Fernando González Urbaneja | The description as “anachronistic” of the fact that the rapporteur of the Court of Auditors – in the case of the possible embezzlement of pro-independence leaders – was a minister in an Aznar government deserves some reflection. It begs the question of how the president’s mentality works, his concept of the constitutional system and the balance of powers.
Added to this are the considerations of Catalan pro-independence politicians, in particular former president Artur Mas, on the sanctioning capacity of the Court of Auditors. His position also points to some shortcomings in the functioning of the state. Mas’ thesis is that as it is an administrative and not a judicial body (which is an incorrect argument) it should not impose sanctions, due to bias. If this thesis were correct, the traffic police, the Tax Agency, regulatory bodies, town planning authorities, municipal police….as non-judicial bodies, would not be able to impose sanctions. This is nonsense.
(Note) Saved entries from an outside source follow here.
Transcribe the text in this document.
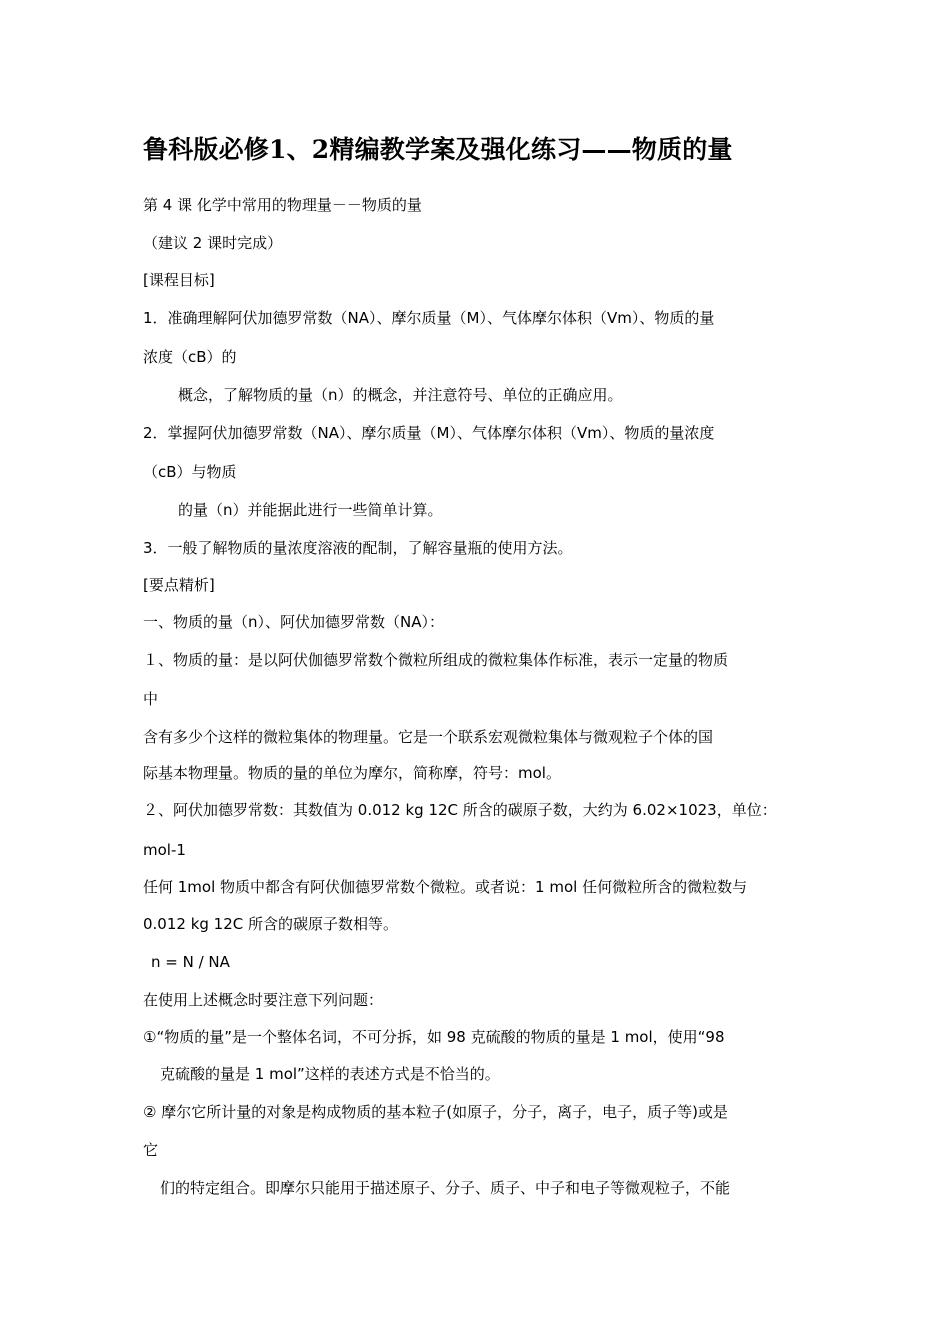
鲁科版必修1、2精编教学案及强化练习——物质的量
第 4 课 化学中常用的物理量－－物质的量
（建议 2 课时完成）
[课程目标]
1．准确理解阿伏加德罗常数（NA）、摩尔质量（M）、气体摩尔体积（Vm）、物质的量
浓度（cB）的
概念，了解物质的量（n）的概念，并注意符号、单位的正确应用。
2．掌握阿伏加德罗常数（NA）、摩尔质量（M）、气体摩尔体积（Vm）、物质的量浓度
（cB）与物质
的量（n）并能据此进行一些简单计算。
3．一般了解物质的量浓度溶液的配制，了解容量瓶的使用方法。
[要点精析]
一、物质的量（n）、阿伏加德罗常数（NA）：
１、物质的量：是以阿伏伽德罗常数个微粒所组成的微粒集体作标准，表示一定量的物质
中
含有多少个这样的微粒集体的物理量。它是一个联系宏观微粒集体与微观粒子个体的国
际基本物理量。物质的量的单位为摩尔，简称摩，符号：mol。
２、阿伏加德罗常数：其数值为 0.012 kg 12C 所含的碳原子数，大约为 6.02×1023，单位：
mol-1
任何 1mol 物质中都含有阿伏伽德罗常数个微粒。或者说：1 mol 任何微粒所含的微粒数与
0.012 kg 12C 所含的碳原子数相等。
n = N / NA
在使用上述概念时要注意下列问题：
①“物质的量”是一个整体名词，不可分拆，如 98 克硫酸的物质的量是 1 mol，使用“98
克硫酸的量是 1 mol”这样的表述方式是不恰当的。
② 摩尔它所计量的对象是构成物质的基本粒子(如原子，分子，离子，电子，质子等)或是
它
们的特定组合。即摩尔只能用于描述原子、分子、质子、中子和电子等微观粒子，不能
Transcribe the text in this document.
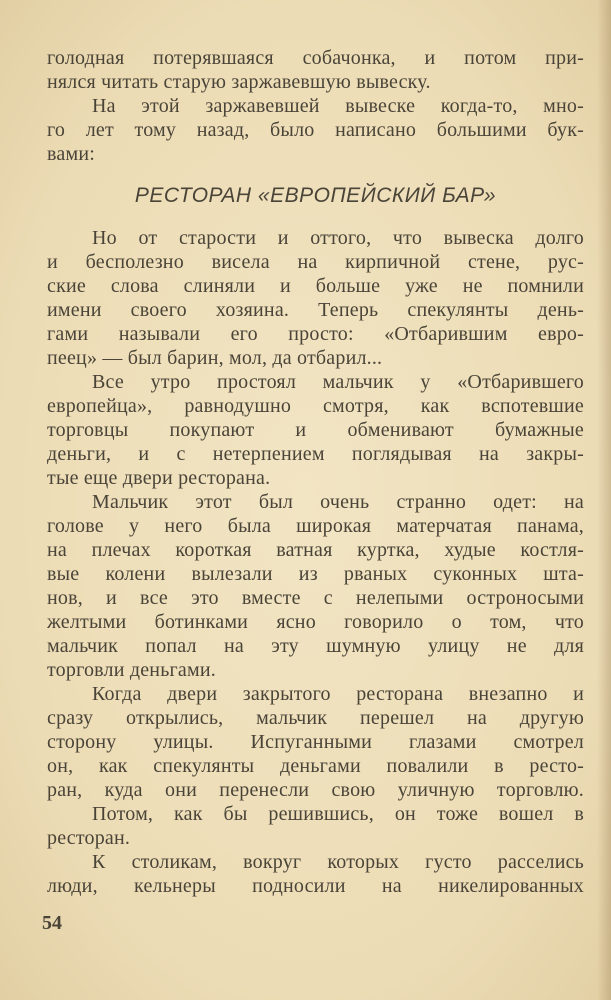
голодная потерявшаяся собачонка, и потом при-
нялся читать старую заржавевшую вывеску.
На этой заржавевшей вывеске когда-то, мно-
го лет тому назад, было написано большими бук-
вами:
РЕСТОРАН «ЕВРОПЕЙСКИЙ БАР»
Но от старости и оттого, что вывеска долго
и бесполезно висела на кирпичной стене, рус-
ские слова слиняли и больше уже не помнили
имени своего хозяина. Теперь спекулянты день-
гами называли его просто: «Отбарившим евро-
пеец» — был барин, мол, да отбарил...
Все утро простоял мальчик у «Отбарившего
европейца», равнодушно смотря, как вспотевшие
торговцы покупают и обменивают бумажные
деньги, и с нетерпением поглядывая на закры-
тые еще двери ресторана.
Мальчик этот был очень странно одет: на
голове у него была широкая матерчатая панама,
на плечах короткая ватная куртка, худые костля-
вые колени вылезали из рваных суконных шта-
нов, и все это вместе с нелепыми остроносыми
желтыми ботинками ясно говорило о том, что
мальчик попал на эту шумную улицу не для
торговли деньгами.
Когда двери закрытого ресторана внезапно и
сразу открылись, мальчик перешел на другую
сторону улицы. Испуганными глазами смотрел
он, как спекулянты деньгами повалили в ресто-
ран, куда они перенесли свою уличную торговлю.
Потом, как бы решившись, он тоже вошел в
ресторан.
К столикам, вокруг которых густо расселись
люди, кельнеры подносили на никелированных
54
In any event, a judicial authority, in the courts, is possible. And Artur Mas knows this only too well, as he has appealed (unsuccessfully) previous sanctions by the Court of Auditors before the Supreme Court. Experience tells us that pro-independence supporters, in order to support their beliefs and feelings, are capable of going to great lengths and twisting arguments to the point of absurdity. For example, the claim that self-determination is protected by international law, which is unsubstantiated. And many other slogans of the so-called “procés”.
More serious than that of Mas is that of Prime Minister Sánchez, above all because it adds insult to injury. He has already claimed that the Public Prosecutor’s Office obeys the government, as it is the government that appoints the attorney general. (“Who appoints the attorney general?” he asked publicly and rhetorically… ) “Well, there you are…” said Sánchez. So there you are …nonsense.
If Sánchez thinks that a former minister (with a judicial career and no party militancy) is disqualified from investigating cases denounced in constitutional bodies, the PM’s understanding is flawed. If he thinks so, he would have to promote disqualification rules in accordance with that mentality. Moreover, he would have to be careful to use his legitimate powers to appoint senior officials with sanctioning powers. In reality, we are dealing with the Prime Minister who has appointed more friends and party colleagues to discretionary positions, without any assessment of their competences, than any other in democratic history.
Sánchez’s relationship with the formalities of the rule of law is open to a lot of improvement and is very labile. Proof of this is the number of setbacks his government has had in the Supreme Court and the Constitutional Court because of rules not in accordance with the law adopted by the council of ministers. This is the most rectified government in history and the one that has made the most questionable use of the state’s legal counsel.
Politics can do a lot, but not everything; the exercise of power must be contained, adjusted, not abusive. But that is a subject that Sánchez neither studied nor learned. He (and Artur Mas) is the anachronistic one, not the Court of Auditors.